Do you like reading quotes? I like reading quotes. Occasionally I find myself reading through several. Those that stick in my mind have a certain insouciance, tend to be amusing, or encapsulate a pithy observation. The authors span many fields from the sciences to literature. I rarely read those of celebrities, actors, or sports stars. It isn’t that they don’t have things to say, they do. It’s just that what they say doesn’t always click with me. It is the click that I wish to bring to your attention.

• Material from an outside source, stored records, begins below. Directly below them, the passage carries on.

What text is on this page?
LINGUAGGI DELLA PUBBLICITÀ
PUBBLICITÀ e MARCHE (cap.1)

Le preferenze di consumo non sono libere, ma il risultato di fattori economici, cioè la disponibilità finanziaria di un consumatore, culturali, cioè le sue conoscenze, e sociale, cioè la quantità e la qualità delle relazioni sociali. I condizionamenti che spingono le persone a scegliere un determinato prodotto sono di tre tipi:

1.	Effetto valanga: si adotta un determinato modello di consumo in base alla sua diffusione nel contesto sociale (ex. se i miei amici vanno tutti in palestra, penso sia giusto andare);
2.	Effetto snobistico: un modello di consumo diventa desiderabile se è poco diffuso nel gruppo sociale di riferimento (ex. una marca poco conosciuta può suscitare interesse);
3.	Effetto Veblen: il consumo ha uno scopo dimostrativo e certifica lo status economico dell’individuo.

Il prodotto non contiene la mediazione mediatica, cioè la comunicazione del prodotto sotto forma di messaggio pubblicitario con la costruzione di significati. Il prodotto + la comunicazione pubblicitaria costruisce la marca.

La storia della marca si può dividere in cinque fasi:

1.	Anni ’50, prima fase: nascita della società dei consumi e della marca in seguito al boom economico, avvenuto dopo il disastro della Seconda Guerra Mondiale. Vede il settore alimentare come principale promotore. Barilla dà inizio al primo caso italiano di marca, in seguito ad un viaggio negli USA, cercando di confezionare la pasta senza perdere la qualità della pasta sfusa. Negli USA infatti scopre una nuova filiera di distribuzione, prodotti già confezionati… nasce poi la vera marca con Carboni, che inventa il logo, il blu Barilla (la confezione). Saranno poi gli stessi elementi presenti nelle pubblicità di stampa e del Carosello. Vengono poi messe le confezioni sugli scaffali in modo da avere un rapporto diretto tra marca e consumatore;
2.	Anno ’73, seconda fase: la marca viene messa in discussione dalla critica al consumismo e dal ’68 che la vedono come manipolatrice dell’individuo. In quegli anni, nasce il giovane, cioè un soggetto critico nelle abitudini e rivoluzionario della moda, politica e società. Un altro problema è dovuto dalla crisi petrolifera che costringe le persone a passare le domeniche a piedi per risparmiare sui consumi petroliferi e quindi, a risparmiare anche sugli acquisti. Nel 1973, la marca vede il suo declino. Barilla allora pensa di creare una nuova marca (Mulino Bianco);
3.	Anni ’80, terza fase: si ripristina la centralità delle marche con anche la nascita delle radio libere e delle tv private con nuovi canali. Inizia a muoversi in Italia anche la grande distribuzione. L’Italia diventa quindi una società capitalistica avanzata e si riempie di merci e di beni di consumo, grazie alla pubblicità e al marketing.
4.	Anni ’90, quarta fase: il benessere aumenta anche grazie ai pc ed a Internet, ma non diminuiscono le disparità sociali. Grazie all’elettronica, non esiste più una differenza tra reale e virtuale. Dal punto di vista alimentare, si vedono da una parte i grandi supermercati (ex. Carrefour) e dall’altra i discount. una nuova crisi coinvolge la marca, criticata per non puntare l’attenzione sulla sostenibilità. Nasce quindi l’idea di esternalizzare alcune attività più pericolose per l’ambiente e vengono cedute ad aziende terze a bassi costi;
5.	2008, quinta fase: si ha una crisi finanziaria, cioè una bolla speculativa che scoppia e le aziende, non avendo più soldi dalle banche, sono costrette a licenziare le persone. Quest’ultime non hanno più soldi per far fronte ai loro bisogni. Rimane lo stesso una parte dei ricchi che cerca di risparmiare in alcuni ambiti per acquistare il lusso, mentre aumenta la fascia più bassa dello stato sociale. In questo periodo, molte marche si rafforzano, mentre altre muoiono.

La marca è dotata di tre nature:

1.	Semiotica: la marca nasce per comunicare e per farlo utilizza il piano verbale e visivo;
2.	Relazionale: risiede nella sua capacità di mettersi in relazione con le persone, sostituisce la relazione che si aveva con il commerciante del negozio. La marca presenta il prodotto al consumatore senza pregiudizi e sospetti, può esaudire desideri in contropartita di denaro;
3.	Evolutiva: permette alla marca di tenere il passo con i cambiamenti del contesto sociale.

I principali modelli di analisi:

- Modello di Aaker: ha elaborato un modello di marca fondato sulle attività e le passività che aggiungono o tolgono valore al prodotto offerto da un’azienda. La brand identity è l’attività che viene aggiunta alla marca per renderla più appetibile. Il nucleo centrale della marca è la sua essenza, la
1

What does it mean to click with something? The dictionary classifies its usage as informal, having transitioned out of slang and into somewhat general usage. To click means to become suddenly clear or understandable. I would add a nuance to that. To click is also to resonate with one’s state of mind.
Some quotes I found of interest:
“You don’t have to burn books to destroy a culture. Just get people to stop reading them.”
“It may be that the most striking thing about members of my literary generation in retrospect will be that we were allowed to say absolutely anything without fear of punishment.”
“There are things known and things unknown and in between are the doors.”
“Never love anyone who treats you like you’re ordinary.”
“Whenever you find yourself on the side of the majority, it is time to pause and reflect.”
“A change in the weather is sufficient to recreate the world and ourselves.”
Some quotes click with us. Some don’t. Anticipating what will click with a reader is difficult to know. The best one can do is to discover what thoughts click with oneself and why. That can be an eye-opener, which is likely why I read quotes in the first place.
Lastly, one by Tolstoy:
“In the name of God, stop a moment, cease your work, look around you.”